Part 1a: Importing Data
library(data.table)
# reading data as data.table
CCdefault.dt <- fread("MCICreditCardDefault.csv")
# attach the data table
attach(CCdefault.dt)
# dimension of the data table
dim(CCdefault.dt)
## [1] 29601 9
Part 1b: First Few Rows of the Data Table
# first few rows of the data table
head(CCdefault.dt)
## Id CreditLimit Male Education MaritalStatus Age BillOutstanding
## 1: 1 20000 0 2 1 24 3913
## 2: 2 120000 0 2 2 26 2682
## 3: 3 90000 0 2 2 34 29239
## 4: 4 50000 0 2 1 37 46990
## 5: 5 50000 1 2 1 57 8617
## 6: 6 50000 1 1 2 37 64400
## LastPayment Default
## 1: 0 1
## 2: 0 1
## 3: 1518 0
## 4: 2000 0
## 5: 2000 0
## 6: 2500 0
Part 1c: Data Types of the Data Columns
# structure of the dataframe
str(CCdefault.dt)
## Classes 'data.table' and 'data.frame': 29601 obs. of 9 variables:
## $ Id : int 1 2 3 4 5 6 7 8 9 10 ...
## $ CreditLimit : int 20000 120000 90000 50000 50000 50000 500000 100000 140000 20000 ...

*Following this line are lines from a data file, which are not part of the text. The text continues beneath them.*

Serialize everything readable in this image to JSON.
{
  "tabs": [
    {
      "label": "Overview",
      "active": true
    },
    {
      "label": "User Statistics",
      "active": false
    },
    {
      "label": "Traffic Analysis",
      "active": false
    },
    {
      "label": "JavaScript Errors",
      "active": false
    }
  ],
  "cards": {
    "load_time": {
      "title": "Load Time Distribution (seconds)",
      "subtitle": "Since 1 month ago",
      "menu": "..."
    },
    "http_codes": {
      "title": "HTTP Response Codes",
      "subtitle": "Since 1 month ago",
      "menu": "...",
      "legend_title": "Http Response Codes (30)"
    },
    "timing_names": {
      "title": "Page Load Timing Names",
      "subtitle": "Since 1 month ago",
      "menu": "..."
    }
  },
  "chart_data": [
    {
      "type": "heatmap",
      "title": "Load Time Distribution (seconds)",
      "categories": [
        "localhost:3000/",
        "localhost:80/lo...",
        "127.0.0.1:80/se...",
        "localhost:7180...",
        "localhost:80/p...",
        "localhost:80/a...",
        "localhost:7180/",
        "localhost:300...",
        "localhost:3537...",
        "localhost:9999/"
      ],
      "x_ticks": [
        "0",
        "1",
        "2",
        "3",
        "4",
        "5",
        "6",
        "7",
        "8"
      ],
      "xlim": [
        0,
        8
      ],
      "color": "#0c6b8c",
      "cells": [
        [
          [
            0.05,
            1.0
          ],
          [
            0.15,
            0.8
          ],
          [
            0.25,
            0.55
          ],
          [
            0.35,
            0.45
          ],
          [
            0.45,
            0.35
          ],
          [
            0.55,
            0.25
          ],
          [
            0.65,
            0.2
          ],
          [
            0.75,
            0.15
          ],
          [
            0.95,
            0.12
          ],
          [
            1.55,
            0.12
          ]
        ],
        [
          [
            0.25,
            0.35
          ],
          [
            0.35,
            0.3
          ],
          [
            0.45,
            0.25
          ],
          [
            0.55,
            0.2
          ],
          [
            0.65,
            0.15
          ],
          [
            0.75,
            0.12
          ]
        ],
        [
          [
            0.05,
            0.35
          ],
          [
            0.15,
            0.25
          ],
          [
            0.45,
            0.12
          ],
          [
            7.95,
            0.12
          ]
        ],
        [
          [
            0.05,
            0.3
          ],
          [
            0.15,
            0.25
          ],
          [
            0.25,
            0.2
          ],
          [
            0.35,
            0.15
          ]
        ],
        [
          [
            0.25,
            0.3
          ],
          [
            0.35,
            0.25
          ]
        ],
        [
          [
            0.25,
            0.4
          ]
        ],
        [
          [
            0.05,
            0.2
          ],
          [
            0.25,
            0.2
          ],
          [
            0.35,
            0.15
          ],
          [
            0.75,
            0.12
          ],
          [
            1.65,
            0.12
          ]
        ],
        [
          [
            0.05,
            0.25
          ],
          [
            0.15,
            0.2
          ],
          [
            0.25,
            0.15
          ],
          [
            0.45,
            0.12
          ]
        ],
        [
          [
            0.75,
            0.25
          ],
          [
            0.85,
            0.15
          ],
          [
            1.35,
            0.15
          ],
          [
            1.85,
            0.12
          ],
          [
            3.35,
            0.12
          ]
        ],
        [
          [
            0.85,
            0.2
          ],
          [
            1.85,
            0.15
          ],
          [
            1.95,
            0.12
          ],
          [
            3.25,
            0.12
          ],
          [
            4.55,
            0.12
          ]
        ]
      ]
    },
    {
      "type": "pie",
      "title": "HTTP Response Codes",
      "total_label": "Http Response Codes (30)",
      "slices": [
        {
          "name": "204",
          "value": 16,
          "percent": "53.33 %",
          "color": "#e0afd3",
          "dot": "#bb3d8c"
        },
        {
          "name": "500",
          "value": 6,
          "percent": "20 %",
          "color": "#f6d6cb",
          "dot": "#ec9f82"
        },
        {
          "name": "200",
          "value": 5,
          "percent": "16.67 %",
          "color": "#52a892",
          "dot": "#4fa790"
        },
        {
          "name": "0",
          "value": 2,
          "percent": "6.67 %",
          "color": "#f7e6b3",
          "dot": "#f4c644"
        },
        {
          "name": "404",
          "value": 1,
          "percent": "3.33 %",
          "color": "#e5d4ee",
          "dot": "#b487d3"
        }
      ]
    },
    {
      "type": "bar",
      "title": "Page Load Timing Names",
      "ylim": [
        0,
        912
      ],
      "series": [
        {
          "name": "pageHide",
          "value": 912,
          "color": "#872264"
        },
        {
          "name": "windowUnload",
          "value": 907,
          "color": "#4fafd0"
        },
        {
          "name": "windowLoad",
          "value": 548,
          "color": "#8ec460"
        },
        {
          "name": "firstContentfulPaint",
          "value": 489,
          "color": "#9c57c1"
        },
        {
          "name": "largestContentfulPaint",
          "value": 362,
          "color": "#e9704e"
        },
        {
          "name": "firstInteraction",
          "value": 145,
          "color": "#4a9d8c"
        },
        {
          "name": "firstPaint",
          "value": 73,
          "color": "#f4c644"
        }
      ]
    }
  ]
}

## $ Male : int 0 0 0 0 1 1 1 0 0 1 ...
## $ Education : int 2 2 2 2 2 1 1 2 3 3 ...
## $ MaritalStatus : int 1 2 2 1 1 2 2 2 1 2 ...
## $ Age : int 24 26 34 37 57 37 29 23 28 35 ...
## $ BillOutstanding: int 3913 2682 29239 46990 8617 64400 367965 11876 11285 0 ...
## $ LastPayment : int 0 0 1518 2000 2000 2500 55000 380 3329 0 ...
## $ Default : int 1 1 0 0 0 0 0 0 0 0 ...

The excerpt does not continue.